By the mid-60s Eddie Vinson was fondly remembered and semi-retired. He had blazed a trail through the early days of post-War black music as one of the pioneers who pushed the last days of swing into the first days of rhythm and blues. In an exhilarating period in the mid to late 40s he went from being the featured vocalist in the Cootie Williams Big Band to fronting his own group. If you listen to his recordings from that time, you can hear the music developing in front of your ears. ‘Red Blues’, his first hit, sounds very much like a swing record. ‘Somebody’s Got To Go’, his final chart-topper with Williams from two years later, is a blues.
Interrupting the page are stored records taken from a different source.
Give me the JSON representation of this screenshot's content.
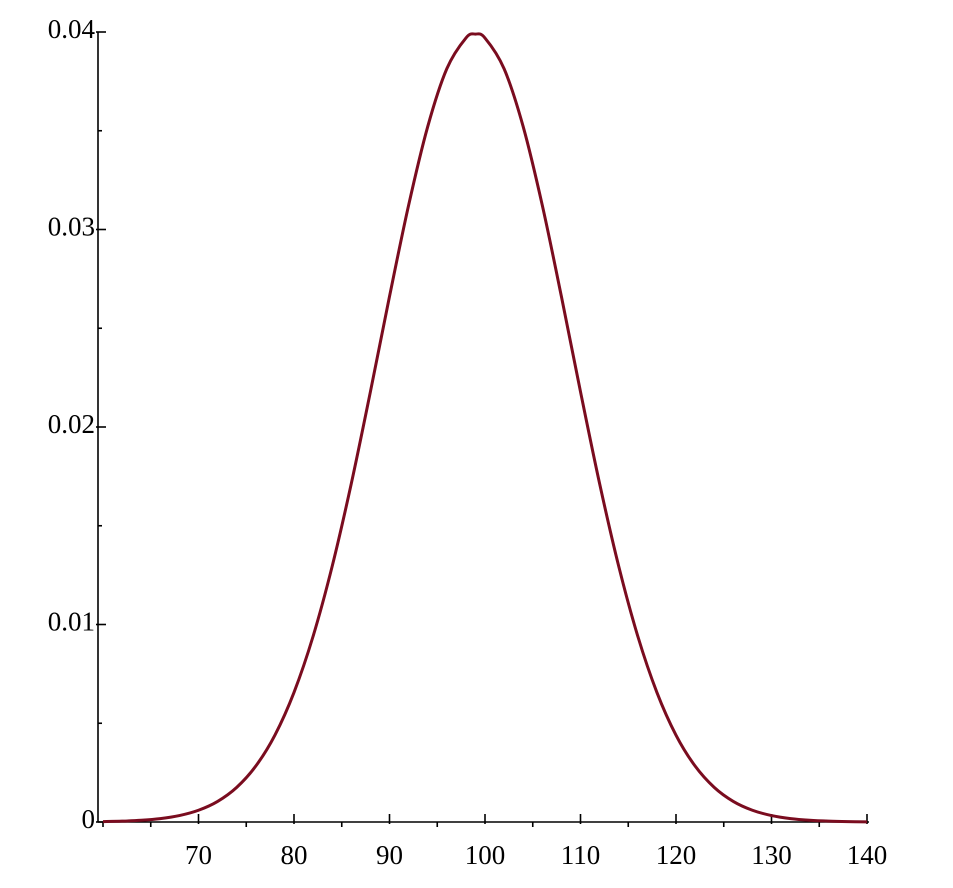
{
  "chart_data": {
    "type": "line",
    "x": [
      60,
      62,
      64,
      66,
      68,
      70,
      72,
      74,
      76,
      78,
      80,
      82,
      84,
      86,
      88,
      90,
      92,
      94,
      96,
      98,
      99,
      100,
      102,
      104,
      106,
      108,
      110,
      112,
      114,
      116,
      118,
      120,
      122,
      124,
      126,
      128,
      130,
      132,
      134,
      136,
      138,
      140
    ],
    "series": [
      {
        "color": "#7a0c1f",
        "values": [
          1.99e-05,
          4.25e-05,
          8.73e-05,
          0.000172,
          0.000327,
          0.000595,
          0.001042,
          0.001753,
          0.002833,
          0.004398,
          0.006562,
          0.009405,
          0.012952,
          0.017137,
          0.021785,
          0.026609,
          0.031225,
          0.035207,
          0.038139,
          0.039695,
          0.039894,
          0.039695,
          0.038139,
          0.035207,
          0.031225,
          0.026609,
          0.021785,
          0.017137,
          0.012952,
          0.009405,
          0.006562,
          0.004398,
          0.002833,
          0.001753,
          0.001042,
          0.000595,
          0.000327,
          0.000172,
          8.73e-05,
          4.25e-05,
          1.99e-05,
          8.9e-06
        ]
      }
    ],
    "xlim": [
      60,
      140
    ],
    "ylim": [
      0,
      0.04
    ],
    "xticks": [
      70,
      80,
      90,
      100,
      110,
      120,
      130,
      140
    ],
    "xminorticks": [
      60,
      65,
      75,
      85,
      95,
      105,
      115,
      125,
      135
    ],
    "yticks": [
      0,
      0.01,
      0.02,
      0.03,
      0.04
    ],
    "yminorticks": [
      0.005,
      0.015,
      0.025,
      0.035
    ]
  }
}
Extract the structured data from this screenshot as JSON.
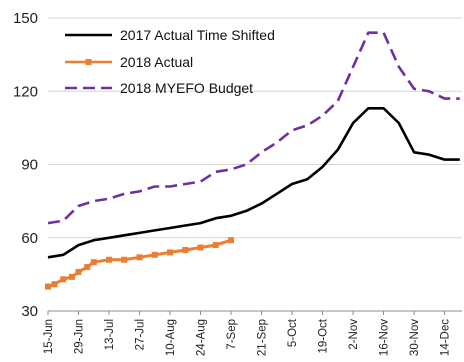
{
  "chart_data": {
    "type": "line",
    "title": "",
    "xlabel": "",
    "ylabel": "",
    "ylim": [
      30,
      150
    ],
    "yticks": [
      30,
      60,
      90,
      120,
      150
    ],
    "x_tick_labels": [
      "15-Jun",
      "29-Jun",
      "13-Jul",
      "27-Jul",
      "10-Aug",
      "24-Aug",
      "7-Sep",
      "21-Sep",
      "5-Oct",
      "19-Oct",
      "2-Nov",
      "16-Nov",
      "30-Nov",
      "14-Dec"
    ],
    "grid": "horizontal",
    "legend_position": "top-left",
    "series": [
      {
        "name": "2017 Actual Time Shifted",
        "color": "#000000",
        "style": "solid",
        "x": [
          "2018-06-15",
          "2018-06-22",
          "2018-06-29",
          "2018-07-06",
          "2018-07-13",
          "2018-07-20",
          "2018-07-27",
          "2018-08-03",
          "2018-08-10",
          "2018-08-17",
          "2018-08-24",
          "2018-08-31",
          "2018-09-07",
          "2018-09-14",
          "2018-09-21",
          "2018-09-28",
          "2018-10-05",
          "2018-10-12",
          "2018-10-19",
          "2018-10-26",
          "2018-11-02",
          "2018-11-09",
          "2018-11-16",
          "2018-11-23",
          "2018-11-30",
          "2018-12-07",
          "2018-12-14",
          "2018-12-21"
        ],
        "values": [
          52,
          53,
          57,
          59,
          60,
          61,
          62,
          63,
          64,
          65,
          66,
          68,
          69,
          71,
          74,
          78,
          82,
          84,
          89,
          96,
          107,
          113,
          113,
          107,
          95,
          94,
          92,
          92
        ]
      },
      {
        "name": "2018 Actual",
        "color": "#ED7D31",
        "style": "solid-square-markers",
        "x": [
          "2018-06-15",
          "2018-06-18",
          "2018-06-22",
          "2018-06-26",
          "2018-06-29",
          "2018-07-03",
          "2018-07-06",
          "2018-07-13",
          "2018-07-20",
          "2018-07-27",
          "2018-08-03",
          "2018-08-10",
          "2018-08-17",
          "2018-08-24",
          "2018-08-31",
          "2018-09-07"
        ],
        "values": [
          40,
          41,
          43,
          44,
          46,
          48,
          50,
          51,
          51,
          52,
          53,
          54,
          55,
          56,
          57,
          59
        ]
      },
      {
        "name": "2018 MYEFO Budget",
        "color": "#7030A0",
        "style": "dashed",
        "x": [
          "2018-06-15",
          "2018-06-22",
          "2018-06-29",
          "2018-07-06",
          "2018-07-13",
          "2018-07-20",
          "2018-07-27",
          "2018-08-03",
          "2018-08-10",
          "2018-08-17",
          "2018-08-24",
          "2018-08-31",
          "2018-09-07",
          "2018-09-14",
          "2018-09-21",
          "2018-09-28",
          "2018-10-05",
          "2018-10-12",
          "2018-10-19",
          "2018-10-26",
          "2018-11-02",
          "2018-11-09",
          "2018-11-16",
          "2018-11-23",
          "2018-11-30",
          "2018-12-07",
          "2018-12-14",
          "2018-12-21"
        ],
        "values": [
          66,
          67,
          73,
          75,
          76,
          78,
          79,
          81,
          81,
          82,
          83,
          87,
          88,
          90,
          95,
          99,
          104,
          106,
          110,
          116,
          130,
          144,
          144,
          130,
          121,
          120,
          117,
          117
        ]
      }
    ]
  }
}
Jump forward a couple of years, to his records with smaller groups for Mercury and King, the music has become rhythm and blues.
In the 50s, as the hits dropped off, Vinson made a dignified retreat to his hometown ofHouston,Texas, emerging only occasionally to make a new record or perform a short tour. He became more revered in doing so. His time with Williams, and the calibre of the sidemen in his own band, meant he was remembered not just for his blues voice, but also his bop-influenced alto saxophone playing. He was properly placed in people’s minds as a retired star, rather than a has-been.
Bob Thiele had made a record with Vinson in 1967 for ABC’s Bluesway label. When Thiele launched his BluesTime imprint a couple of years later, he tempted Vinson out toLos Angelesto record again. Unlike other albums for BluesTime, there was no attempt to modernise his music. “The Original Cleanhead” was unadulterated swinging R&B, the missing link between Louis Jordan and rock’n’roll, featuring versions of several of his old classics, a new tune and some instrumentals to show off the players’ chops. Along with his performance at the 1971 Montreux Festival, the album reintroduced Vinson to the touring circuit, which he continued to play until his death in 1988.